When Obamacare open enrollment ends March 31st, so does an opportunity for millions of Americans to save money, draw comfort from coverage, and shatter the right-wing mantra. The more people that sign up and save, the more that will understand how much their Limbaugh alliance has cost them every month.
They will come to realize that they've been played.
So what can each of us do individually to promote the questioning of the CORPservative GOP motives in dissuading millions from saving money?
Our inboxes are filled with requests for $5, $10, $50. What if instead they often held small-scale calls to action using our one perpetual connection to the outside world: our cars?
It's time to start a campaign of Back Glass Activism, turning the main liabilities of bumper stickers into assets. With bumper stickers you are limited to a short message that you are stuck with that stays the same for months if not years.
But if you were to put three concise messages on little signs on the left, lower middle, and right of your rear window, you could say so much more. And you could change the messaging almost daily; if a Boehner or Limbaugh lie needs harpooning immediately, date it and skewer it on your back glass.
And since the need is so great right this minute, I propose a Back Glass Activism (BGA) campaign with this message or something similar:
Left: How Many Hundreds Will Your Limbaugh Loyalty Cost You Every Month?
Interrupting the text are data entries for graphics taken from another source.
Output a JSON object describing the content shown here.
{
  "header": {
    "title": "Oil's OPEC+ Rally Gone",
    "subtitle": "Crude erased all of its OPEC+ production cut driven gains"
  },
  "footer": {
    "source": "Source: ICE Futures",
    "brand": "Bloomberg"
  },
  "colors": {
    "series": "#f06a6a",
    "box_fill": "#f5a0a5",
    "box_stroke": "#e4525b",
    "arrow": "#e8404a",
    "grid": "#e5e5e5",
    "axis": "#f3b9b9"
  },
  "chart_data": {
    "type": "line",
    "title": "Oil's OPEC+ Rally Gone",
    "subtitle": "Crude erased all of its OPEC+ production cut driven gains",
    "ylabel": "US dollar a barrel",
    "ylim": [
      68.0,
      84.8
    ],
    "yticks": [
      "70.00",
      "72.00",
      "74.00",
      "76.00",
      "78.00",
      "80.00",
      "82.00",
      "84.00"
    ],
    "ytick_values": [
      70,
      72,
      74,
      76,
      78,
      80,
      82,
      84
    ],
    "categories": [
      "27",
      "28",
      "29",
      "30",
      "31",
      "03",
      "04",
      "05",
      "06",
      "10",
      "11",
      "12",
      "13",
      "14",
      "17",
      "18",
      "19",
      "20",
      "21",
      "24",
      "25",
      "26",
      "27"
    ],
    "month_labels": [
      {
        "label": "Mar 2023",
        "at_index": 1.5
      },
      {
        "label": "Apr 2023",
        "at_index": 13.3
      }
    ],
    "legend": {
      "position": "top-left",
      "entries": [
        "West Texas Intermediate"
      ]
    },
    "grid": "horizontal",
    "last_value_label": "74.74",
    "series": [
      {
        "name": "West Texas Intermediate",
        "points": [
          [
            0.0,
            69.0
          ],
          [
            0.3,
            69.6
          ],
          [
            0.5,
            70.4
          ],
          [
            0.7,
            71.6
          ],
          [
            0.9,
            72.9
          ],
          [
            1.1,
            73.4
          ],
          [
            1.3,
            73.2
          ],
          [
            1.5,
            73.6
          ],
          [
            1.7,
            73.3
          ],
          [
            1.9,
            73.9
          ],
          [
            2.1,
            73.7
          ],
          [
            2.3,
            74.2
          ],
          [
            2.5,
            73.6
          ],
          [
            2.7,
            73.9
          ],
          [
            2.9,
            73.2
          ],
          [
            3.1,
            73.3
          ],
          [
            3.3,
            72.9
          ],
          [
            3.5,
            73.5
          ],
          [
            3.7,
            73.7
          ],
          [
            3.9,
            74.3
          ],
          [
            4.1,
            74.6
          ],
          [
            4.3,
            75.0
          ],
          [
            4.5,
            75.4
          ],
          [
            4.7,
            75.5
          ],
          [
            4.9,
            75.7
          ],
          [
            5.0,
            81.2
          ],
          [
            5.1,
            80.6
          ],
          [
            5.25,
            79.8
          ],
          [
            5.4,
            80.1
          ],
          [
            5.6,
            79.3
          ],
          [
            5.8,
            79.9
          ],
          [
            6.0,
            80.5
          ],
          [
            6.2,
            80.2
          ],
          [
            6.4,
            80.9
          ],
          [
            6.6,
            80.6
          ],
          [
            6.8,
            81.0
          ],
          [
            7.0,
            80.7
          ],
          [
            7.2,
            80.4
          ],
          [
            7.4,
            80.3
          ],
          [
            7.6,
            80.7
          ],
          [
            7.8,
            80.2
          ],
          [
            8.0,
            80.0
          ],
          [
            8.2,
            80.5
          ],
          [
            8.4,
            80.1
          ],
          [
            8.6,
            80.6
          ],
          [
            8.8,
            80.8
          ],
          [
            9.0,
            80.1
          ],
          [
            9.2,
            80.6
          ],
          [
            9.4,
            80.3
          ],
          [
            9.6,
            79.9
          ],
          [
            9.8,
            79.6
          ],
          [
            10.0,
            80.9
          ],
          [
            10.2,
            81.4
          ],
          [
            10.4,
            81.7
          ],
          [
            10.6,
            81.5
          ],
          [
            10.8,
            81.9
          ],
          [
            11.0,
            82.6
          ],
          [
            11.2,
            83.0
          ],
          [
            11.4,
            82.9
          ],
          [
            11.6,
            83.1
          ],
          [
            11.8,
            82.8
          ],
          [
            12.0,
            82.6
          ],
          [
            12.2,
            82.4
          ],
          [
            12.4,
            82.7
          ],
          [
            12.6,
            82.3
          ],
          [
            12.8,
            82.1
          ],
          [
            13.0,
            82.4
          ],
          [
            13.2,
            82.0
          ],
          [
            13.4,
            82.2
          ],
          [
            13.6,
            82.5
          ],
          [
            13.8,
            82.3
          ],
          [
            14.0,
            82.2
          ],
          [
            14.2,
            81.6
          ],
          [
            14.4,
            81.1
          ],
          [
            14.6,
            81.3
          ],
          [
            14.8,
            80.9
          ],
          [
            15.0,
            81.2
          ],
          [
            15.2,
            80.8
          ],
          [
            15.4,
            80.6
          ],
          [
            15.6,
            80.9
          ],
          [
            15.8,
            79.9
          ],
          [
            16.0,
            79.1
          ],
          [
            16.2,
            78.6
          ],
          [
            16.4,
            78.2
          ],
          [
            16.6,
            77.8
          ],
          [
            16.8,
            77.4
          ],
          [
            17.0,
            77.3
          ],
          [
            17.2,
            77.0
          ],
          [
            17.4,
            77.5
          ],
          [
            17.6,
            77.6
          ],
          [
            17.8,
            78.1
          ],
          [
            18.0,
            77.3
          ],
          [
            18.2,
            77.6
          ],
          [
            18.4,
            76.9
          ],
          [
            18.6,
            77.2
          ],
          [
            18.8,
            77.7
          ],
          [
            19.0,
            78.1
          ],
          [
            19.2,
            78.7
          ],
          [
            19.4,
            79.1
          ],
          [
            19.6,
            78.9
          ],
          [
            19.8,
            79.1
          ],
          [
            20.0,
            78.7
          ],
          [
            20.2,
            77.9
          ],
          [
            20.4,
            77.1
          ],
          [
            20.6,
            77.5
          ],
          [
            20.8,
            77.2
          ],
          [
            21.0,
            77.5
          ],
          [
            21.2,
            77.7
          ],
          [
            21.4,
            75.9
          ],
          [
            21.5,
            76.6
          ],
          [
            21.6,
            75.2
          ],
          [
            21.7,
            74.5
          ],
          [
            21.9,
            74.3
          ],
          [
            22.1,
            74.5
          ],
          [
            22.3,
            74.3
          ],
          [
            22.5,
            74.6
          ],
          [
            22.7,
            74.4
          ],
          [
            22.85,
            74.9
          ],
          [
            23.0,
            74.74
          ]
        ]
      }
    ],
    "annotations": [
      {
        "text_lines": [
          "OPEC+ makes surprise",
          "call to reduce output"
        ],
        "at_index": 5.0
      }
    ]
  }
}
Lower center: I'm Saving a Month Through Obamacare
Right: GOP Willing to Crimp Your Wallet Because If You Do Better Under Obama, They Lose
Of course, each person will fill in the blank in the center sign to the number that they have realized.
Yes, the individual impact of this is pretty much limited to how many times there is somebody behind you at a stop sign or light. But through email blasts, Twitter, Facebook, Occupy, and the collective range of progressive campaigns, there are dozens of folks in every community across the nation that could be willing to emblazon their back windows this way.
Picture this possibility for a moment. Donny Dittohead sees this unusual configuration of signs in the window in front of him at the stop, and reads part of it. He smirks. Later that day he sees another rear window that looks the same in another lane on the freeway. He doesn't need to read it, the message is already in him, now being reaffirmed.
In the next week he sees that configuration another dozen times. He likes saving money, so he goes online or calls somebody and signs up. After all, nobody will know. And when he gets the figures on what he'll save every month with his subsidy, he'll know we didn't lie to him but Rush did. Delaying his signup cost him over $1000 and that will tick him off. Donny will know he's been played, and the Rush infatuation will be over.
Add to that the whopper about global warming, and Donny may be a Dittohead no more.